In this week’s installment of our ongoing series bringing you the history of Princeton University and its faculty, students, and alumni, women’s lacrosse wins it all, a popular professor packs Alexander Hall, and more.

May 20, 1963—The Woodrow Wilson School building, renamed Corwin Hall, is moved 100 yards to make way for the new home of the Woodrow Wilson School, Robertson Hall, named in honor of donors Charles Robertson ’26 and his wife, Marie Robertson. A neighbor sells viewing space to benefit charity. Video may be viewed here.

May 22, 1994—The women’s lacrosse team wins the first-ever women’s varsity NCAA national championship in any sport for Princeton.

Princeton’s women’s lacrosse team members celebrate. Historical Photograph Collection, Campus Life Series (AC112), Box AD36, Folder 2.

May 23, 1952—At 8:30 AM, more than 700 students and faculty pack Alexander Hall to hear the last lecture of popular history professor Walter P. “Buzzer” Hall, who is retiring after 39 years of teaching. “Gentlemen,” Hall begins, “in this last lecture here at Princeton I hope I can keep to my resolve absolutely to give no facts whatsoever.”

Walter “Buzzer” Hall teaching a precept ca. 1940s. Historical Photograph Collection, Campus Life Series (AC112), Box MP11, Image No. 5686.
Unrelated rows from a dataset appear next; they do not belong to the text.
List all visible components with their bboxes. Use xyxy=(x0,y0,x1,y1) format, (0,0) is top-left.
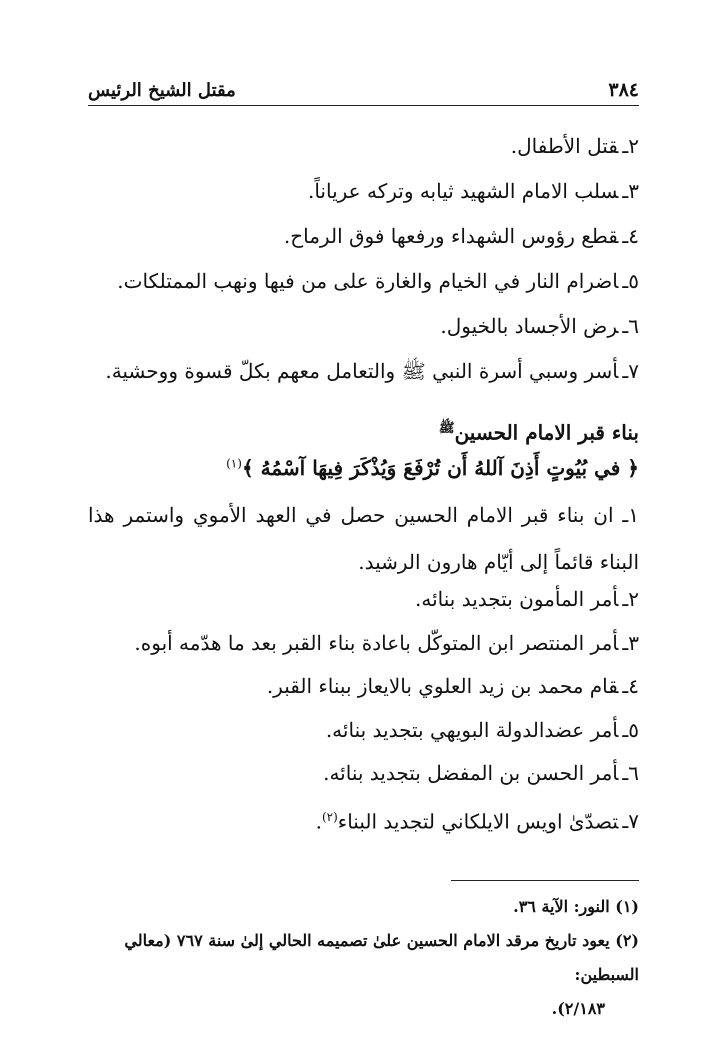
item-number: ١ـ xyxy=(622,503,639,527)
item-text: قطع رؤوس الشهداء ورفعها فوق الرماح. xyxy=(283,224,619,248)
section-heading xyxy=(439,420,639,445)
list-item xyxy=(88,259,639,304)
footnote-divider xyxy=(451,880,639,881)
list-item xyxy=(88,709,639,753)
item-text: قتل الأطفال. xyxy=(510,134,619,158)
item-number: ٣ـ xyxy=(622,630,639,655)
item-text: رض الأجساد بالخيول. xyxy=(440,314,619,338)
list-item xyxy=(88,796,639,840)
item-text: أمر المأمون بتجديد بنائه. xyxy=(415,587,619,611)
item-number: ٦ـ xyxy=(622,314,639,338)
list-item xyxy=(88,349,639,394)
item-number: ٥ـ xyxy=(622,717,639,742)
footnote-2-line-2: ٢/١٨٣). xyxy=(551,999,605,1018)
verse-open-bracket: ﴿ xyxy=(627,456,639,480)
list-item xyxy=(88,214,639,259)
item-number: ٧ـ xyxy=(622,809,639,834)
paragraph-text: ان بناء قبر الامام الحسين حصل في العهد الأموي واستمر هذا البناء قائماً إلى أيّام هارون الرشيد. xyxy=(88,503,639,574)
honorific-glyph: ﷺ xyxy=(438,421,455,436)
item-end-punct: . xyxy=(315,809,322,834)
item-number: ٤ـ xyxy=(622,224,639,248)
item-text: أسر وسبي أسرة النبي ﷺ والتعامل معهم بكلّ قسوة ووحشية. xyxy=(105,359,619,383)
item-text: سلب الامام الشهيد ثيابه وتركه عرياناً. xyxy=(307,179,619,203)
verse-close-bracket: ﴾ xyxy=(241,456,254,480)
footnote-ref: (٢) xyxy=(321,809,338,824)
page-number: ٣٨٤ xyxy=(608,79,639,101)
item-text: تصدّىٰ اويس الايلكاني لتجديد البناء xyxy=(337,809,619,834)
paragraph xyxy=(88,492,639,586)
item-number: ٦ـ xyxy=(622,761,639,785)
item-text: قام محمد بن زيد العلوي بالايعاز ببناء القبر. xyxy=(266,674,619,698)
footnote-ref: (١) xyxy=(226,456,242,471)
list-item xyxy=(88,304,639,349)
item-text: اضرام النار في الخيام والغارة على من فيها ونهب الممتلكات. xyxy=(117,269,619,293)
item-text: أمر الحسن بن المفضل بتجديد بنائه. xyxy=(323,761,619,785)
item-number: ٧ـ xyxy=(622,359,639,383)
list-item xyxy=(88,578,639,622)
quran-verse xyxy=(226,456,639,480)
list-item xyxy=(88,665,639,709)
running-header xyxy=(88,72,639,106)
section-title-text: بناء قبر الامام الحسين xyxy=(454,420,639,445)
footnote-1: (١) النور: الآية ٣٦. xyxy=(513,897,639,916)
item-number: ٢ـ xyxy=(622,134,639,158)
list-item xyxy=(88,169,639,214)
footnote-2-line-1: (٢) يعود تاريخ مرقد الامام الحسين علىٰ تصميمه الحالي إلىٰ سنة ٧٦٧ (معالي السبطين: xyxy=(124,931,639,984)
item-number: ٢ـ xyxy=(622,587,639,611)
item-number: ٥ـ xyxy=(622,269,639,293)
item-number: ٣ـ xyxy=(622,179,639,203)
item-number: ٤ـ xyxy=(622,674,639,698)
list-item xyxy=(88,752,639,796)
verse-text: في بُيُوتٍ أَذِنَ آللهُ أَن تُرْفَعَ وَيُذْكَرَ فِيهَا آسْمُهُ xyxy=(260,456,621,480)
shrine-history-list xyxy=(88,578,639,839)
book-title: مقتل الشيخ الرئيس xyxy=(88,80,236,101)
crimes-list xyxy=(88,124,639,394)
footnotes xyxy=(84,890,639,1026)
item-text: أمر المنتصر ابن المتوكّل باعادة بناء القبر بعد ما هدّمه أبوه. xyxy=(134,630,619,655)
list-item xyxy=(88,124,639,169)
list-item xyxy=(88,622,639,666)
item-text: أمر عضدالدولة البويهي بتجديد بنائه. xyxy=(325,717,619,742)
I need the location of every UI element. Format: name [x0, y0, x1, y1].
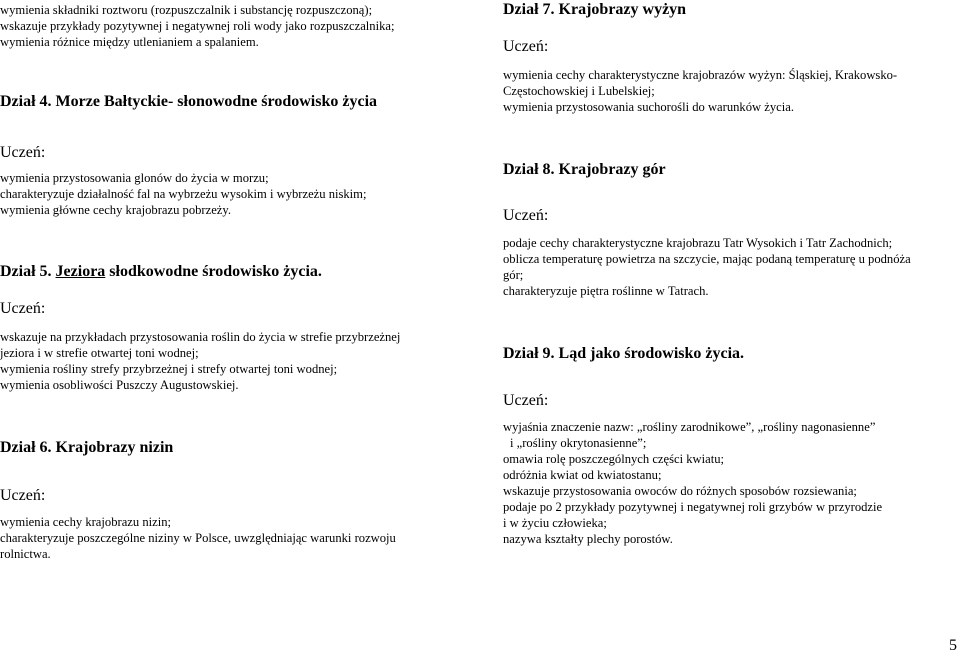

May 24, 1764—Joseph Periam, College of New Jersey (Princeton) Class of 1762, announces that he is opening “an English School at Princeton, as an appendage to the College” where his young students will learn English grammar, reading, elocution, penmanship, and mathematics. Periam is said to be “well qualified for teaching all the particulars aforementioned, and will carefully attend to the morals as well as instruction of the youth.” College president Samuel Finley will supervise the school.